The Giraffe of the Kgalagadi
The giraffe found in the Kgalagadi Transfrontier Park are the Angolan giraffe (Giraffa giraffa angolensis), a subspecies uniquely adapted to the arid conditions of this stark and beautiful landscape.
They were reintroduced to the park in the late 1990s, after having disappeared from the region decades earlier. Since then, they have not only survived—they have quietly reclaimed their place.
Today, they are most often found along the fossil riverbeds like the Auob, where life gathers in subtle, resilient ways.
Life Along the Riverbed
In a land defined by extremes, the dry riverbeds are lifelines.
Here, the giraffe browse primarily on camelthorn trees (Vachellia erioloba), whose deep roots draw water from far below the surface. These trees offer both nourishment and continuity—anchoring life in a place where survival is never guaranteed.

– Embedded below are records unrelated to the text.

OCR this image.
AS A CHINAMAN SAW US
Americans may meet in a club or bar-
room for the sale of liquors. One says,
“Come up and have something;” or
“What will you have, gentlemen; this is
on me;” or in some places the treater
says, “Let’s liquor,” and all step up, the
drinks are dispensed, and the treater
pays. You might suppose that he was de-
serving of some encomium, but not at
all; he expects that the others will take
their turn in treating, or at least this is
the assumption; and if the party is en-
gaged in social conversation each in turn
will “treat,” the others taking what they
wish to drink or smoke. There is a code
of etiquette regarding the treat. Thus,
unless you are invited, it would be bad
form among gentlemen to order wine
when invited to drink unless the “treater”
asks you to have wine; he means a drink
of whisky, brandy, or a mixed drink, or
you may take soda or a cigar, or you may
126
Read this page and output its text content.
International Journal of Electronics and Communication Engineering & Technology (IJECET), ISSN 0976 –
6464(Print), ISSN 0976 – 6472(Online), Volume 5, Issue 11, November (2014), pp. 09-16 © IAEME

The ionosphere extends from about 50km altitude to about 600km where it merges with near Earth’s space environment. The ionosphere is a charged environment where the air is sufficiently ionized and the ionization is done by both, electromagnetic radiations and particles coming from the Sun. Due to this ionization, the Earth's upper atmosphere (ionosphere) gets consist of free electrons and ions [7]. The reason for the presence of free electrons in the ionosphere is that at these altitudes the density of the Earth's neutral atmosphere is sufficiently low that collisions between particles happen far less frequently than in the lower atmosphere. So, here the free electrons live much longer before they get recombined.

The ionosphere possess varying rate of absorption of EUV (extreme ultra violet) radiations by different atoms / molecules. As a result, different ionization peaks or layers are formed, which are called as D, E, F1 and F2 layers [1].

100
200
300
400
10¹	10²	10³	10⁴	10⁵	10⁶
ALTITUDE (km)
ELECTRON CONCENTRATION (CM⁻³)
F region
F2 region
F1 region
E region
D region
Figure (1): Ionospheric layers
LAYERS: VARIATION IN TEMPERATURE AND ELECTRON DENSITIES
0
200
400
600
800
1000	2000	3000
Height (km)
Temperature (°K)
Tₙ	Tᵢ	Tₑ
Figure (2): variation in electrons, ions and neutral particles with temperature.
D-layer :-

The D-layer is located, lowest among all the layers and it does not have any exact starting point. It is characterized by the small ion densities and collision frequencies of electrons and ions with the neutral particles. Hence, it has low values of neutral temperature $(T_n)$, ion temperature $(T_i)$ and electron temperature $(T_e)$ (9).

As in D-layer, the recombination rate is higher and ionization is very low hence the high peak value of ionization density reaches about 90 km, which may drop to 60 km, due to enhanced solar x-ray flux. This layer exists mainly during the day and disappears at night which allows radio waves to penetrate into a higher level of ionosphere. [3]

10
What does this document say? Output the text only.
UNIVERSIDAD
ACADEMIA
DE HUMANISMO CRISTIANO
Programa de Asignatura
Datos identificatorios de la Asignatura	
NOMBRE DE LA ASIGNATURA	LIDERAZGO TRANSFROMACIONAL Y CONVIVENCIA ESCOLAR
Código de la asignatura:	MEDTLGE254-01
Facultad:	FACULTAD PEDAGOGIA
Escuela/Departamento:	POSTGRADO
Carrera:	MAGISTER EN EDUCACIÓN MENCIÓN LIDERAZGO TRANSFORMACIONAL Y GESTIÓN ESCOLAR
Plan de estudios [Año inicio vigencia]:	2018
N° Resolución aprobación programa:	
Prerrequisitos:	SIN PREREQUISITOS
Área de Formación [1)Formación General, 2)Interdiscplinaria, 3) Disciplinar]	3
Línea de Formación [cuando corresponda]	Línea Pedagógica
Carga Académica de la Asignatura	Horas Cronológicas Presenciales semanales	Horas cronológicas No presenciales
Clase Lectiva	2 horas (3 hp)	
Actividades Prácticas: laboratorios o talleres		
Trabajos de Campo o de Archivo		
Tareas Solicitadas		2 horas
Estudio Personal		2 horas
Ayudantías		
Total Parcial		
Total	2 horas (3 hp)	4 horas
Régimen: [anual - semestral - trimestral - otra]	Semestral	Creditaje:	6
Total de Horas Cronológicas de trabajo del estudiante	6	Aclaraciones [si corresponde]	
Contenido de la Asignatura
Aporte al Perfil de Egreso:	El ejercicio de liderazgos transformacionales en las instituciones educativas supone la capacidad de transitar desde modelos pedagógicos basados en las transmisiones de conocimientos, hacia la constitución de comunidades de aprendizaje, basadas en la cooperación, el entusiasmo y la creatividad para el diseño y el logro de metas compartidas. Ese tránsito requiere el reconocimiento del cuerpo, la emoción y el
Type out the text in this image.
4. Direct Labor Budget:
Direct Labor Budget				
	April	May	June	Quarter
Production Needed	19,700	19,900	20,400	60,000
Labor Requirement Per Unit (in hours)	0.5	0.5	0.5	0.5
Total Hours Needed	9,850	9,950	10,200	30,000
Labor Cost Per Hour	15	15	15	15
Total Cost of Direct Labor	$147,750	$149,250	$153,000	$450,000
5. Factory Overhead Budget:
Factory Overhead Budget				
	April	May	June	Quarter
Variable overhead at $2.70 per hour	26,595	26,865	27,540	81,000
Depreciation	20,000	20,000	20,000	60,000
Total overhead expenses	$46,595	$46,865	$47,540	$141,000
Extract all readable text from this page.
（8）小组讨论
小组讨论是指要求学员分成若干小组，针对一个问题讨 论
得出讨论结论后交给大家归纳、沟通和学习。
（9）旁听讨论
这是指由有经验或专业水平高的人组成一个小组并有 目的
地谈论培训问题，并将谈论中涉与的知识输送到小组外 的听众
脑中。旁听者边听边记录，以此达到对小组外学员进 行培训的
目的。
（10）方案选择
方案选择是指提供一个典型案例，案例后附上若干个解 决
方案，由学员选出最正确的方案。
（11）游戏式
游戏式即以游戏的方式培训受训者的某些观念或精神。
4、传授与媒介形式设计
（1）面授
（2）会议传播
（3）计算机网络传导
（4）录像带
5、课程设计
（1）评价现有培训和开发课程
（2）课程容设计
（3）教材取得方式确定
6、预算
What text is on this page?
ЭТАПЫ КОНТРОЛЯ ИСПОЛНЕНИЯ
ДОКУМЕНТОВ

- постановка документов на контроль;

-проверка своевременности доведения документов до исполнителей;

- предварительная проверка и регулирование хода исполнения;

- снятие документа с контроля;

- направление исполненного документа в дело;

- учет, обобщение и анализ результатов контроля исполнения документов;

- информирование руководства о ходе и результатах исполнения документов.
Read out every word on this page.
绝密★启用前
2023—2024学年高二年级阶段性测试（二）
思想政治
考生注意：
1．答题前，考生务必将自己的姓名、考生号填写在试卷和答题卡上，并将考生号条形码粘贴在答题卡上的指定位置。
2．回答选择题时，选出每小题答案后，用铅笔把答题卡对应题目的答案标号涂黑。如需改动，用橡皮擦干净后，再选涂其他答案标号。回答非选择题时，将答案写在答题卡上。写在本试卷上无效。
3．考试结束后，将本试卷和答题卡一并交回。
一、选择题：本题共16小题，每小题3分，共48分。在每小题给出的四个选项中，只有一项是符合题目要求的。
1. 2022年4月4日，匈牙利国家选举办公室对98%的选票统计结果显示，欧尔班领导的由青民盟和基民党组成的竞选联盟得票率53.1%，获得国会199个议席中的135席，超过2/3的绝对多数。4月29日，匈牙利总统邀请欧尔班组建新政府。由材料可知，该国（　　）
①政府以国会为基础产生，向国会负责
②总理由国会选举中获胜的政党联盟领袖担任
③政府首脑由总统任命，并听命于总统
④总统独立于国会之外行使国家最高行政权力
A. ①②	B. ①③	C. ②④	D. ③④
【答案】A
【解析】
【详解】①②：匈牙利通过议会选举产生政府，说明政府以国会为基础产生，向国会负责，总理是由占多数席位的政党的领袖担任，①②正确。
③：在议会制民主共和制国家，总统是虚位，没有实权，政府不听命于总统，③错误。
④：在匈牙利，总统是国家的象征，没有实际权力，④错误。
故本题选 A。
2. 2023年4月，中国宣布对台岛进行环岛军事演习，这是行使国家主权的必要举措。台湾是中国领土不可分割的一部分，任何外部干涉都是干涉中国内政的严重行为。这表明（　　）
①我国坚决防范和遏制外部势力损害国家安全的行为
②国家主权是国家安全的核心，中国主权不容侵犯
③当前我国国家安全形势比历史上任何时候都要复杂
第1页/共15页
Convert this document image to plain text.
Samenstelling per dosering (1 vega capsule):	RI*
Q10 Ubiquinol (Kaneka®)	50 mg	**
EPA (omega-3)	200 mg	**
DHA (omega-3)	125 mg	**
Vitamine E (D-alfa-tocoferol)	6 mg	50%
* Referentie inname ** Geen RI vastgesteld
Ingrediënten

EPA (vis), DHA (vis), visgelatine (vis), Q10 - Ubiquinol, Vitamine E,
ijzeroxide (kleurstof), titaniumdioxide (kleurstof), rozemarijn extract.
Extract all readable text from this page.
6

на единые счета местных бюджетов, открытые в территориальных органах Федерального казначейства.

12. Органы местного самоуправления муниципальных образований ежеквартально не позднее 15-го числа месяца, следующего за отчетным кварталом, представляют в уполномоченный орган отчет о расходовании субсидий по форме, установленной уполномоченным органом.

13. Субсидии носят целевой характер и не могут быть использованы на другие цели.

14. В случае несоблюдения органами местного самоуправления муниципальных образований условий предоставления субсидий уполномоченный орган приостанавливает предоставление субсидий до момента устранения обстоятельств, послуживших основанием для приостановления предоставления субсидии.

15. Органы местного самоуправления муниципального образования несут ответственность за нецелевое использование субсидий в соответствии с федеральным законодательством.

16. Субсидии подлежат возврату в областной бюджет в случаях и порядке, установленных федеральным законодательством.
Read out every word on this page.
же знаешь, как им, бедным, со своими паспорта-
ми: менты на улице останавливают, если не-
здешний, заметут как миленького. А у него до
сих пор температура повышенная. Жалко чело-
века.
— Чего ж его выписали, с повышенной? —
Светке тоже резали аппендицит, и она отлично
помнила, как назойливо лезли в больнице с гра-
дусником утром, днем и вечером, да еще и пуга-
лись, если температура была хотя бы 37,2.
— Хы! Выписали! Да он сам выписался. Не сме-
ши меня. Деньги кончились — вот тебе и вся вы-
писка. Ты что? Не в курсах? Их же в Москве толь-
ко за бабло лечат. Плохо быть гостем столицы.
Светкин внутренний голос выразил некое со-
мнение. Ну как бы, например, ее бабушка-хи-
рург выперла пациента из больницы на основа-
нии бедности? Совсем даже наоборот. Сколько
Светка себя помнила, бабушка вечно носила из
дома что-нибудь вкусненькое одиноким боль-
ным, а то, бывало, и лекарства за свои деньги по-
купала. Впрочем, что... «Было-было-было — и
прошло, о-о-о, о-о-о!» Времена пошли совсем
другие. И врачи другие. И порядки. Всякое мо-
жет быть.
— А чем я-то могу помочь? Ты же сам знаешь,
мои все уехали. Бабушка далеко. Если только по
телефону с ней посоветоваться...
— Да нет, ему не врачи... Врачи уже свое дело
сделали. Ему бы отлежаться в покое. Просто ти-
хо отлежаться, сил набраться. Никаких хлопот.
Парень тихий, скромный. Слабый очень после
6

Watching the four of them, their long necks rising and dipping among the thorned branches, I was struck not by movement, but by awareness. Each one attuned. Each one present.
Height, Space, and Survival
An adult giraffe can reach heights of up to 5.5 metres, making it the tallest land animal on Earth. From that vantage point, they see what others cannot—the distant movement of predators, the shifting patterns of the land.
But height alone does not ensure survival.
Giraffe require vast ranges, often covering tens to hundreds of square kilometres, depending on the availability of food and water. In environments like the Kalahari, where resources are scattered and seasonal, movement is essential. Survival is not rooted in dominance, but in adaptation.
Despite Everything
There is something profoundly reassuring about their presence.
In a world where wild spaces are increasingly fragmented by human expansion, where ancient migratory routes are interrupted and ecosystems reshaped, these giraffe stand as quiet testimony:
They are still here.
Not unchanged, not untouched—but enduring.
The four I encountered did not flee. They did not startle. They stood together, observing me as much as I observed them. There was a calm intelligence in their stillness—a shared awareness that needed no display.
The Moment
The Quiet Council is not about spectacle. It is about presence.
About four beings, shaped by time and hardship, standing together in a landscape that asks everything of them.
It is about survival—not as struggle alone, but as quiet persistence.
And perhaps, in some small way, it is also about us.